Good questions on the lock box, Bob Carlitz.  You've obviously been
keeping a close eye on activities on Capitol Hill!

On your first question, related to whether the lock box legislation
can prevent Congress from spending the social security surpluses
on other programs, the answer is no, it can not prevent Congress
from doing anything.  It can, however, make it harder for Congress
to spend the surpluses.  It also can focus attention, much more
clearly than now, on efforts to "raid" the surpluses.

If you are interested in ensuring that the social security surpluses
are saved and invested for social security, then personal retirement
accounts are the answer.  Personal accounts that are funded by
workers' payroll taxes and owned by workers provide a lock box with
(using your term) "teeth."  Once the funds are invested by workers,
they are available only to finance workers' future retirement
incomes.  The government has no further access to or claim on these
funds and must look elsewhere for back-door ways to fund pet
projects.

Is it gamesmanship?  Only if one considers it gamesmanship to
respond to the President's call to "save 62% of the surplus" for
social security--while preparing to spend part of the social security
surpluses on other government activities--with a bill (not a call)
intended to make it more difficult to spend any of the social
security surpluses on anything but social security.

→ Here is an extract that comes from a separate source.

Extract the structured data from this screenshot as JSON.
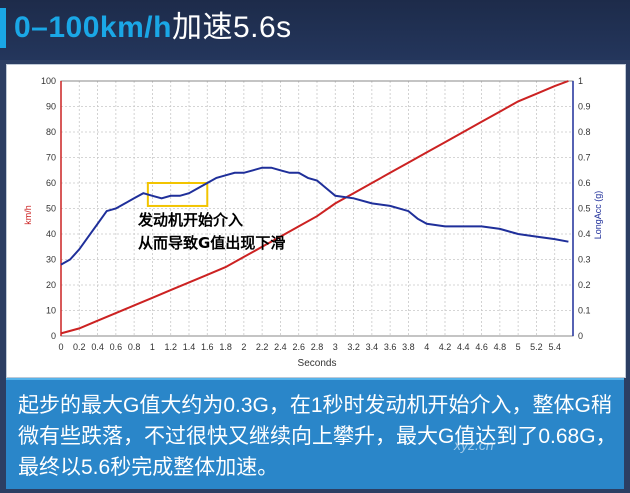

The answer to your second question really depends on the proposal
and on what the general revenues are being used for.  It also
depends on whether you are interested in the effects of general
revenue financing on the overall budget--which would be determined
by the way various provisions were "scored" by budget committee
types--or whether you are really interested in its effects on the
government's overall indebtness, which is more pertinent to assessing
economic effects.   Different proposals can have widely different
effects on the overall budget as well as on the government's real
indebtedness.

The point I'd like to leave everyone with is that general revenues
(or explicit debt) should be used for purposes of easing the
transition to personal accounts.  It is reasonable and proper to
spread the burden of unfunded benefit promises extended in the
past.  It makes no sense to use general revenues (or explicit debt)
to fund personal accounts.  Accounts that are owned by individual
workers should be funded by individual workers.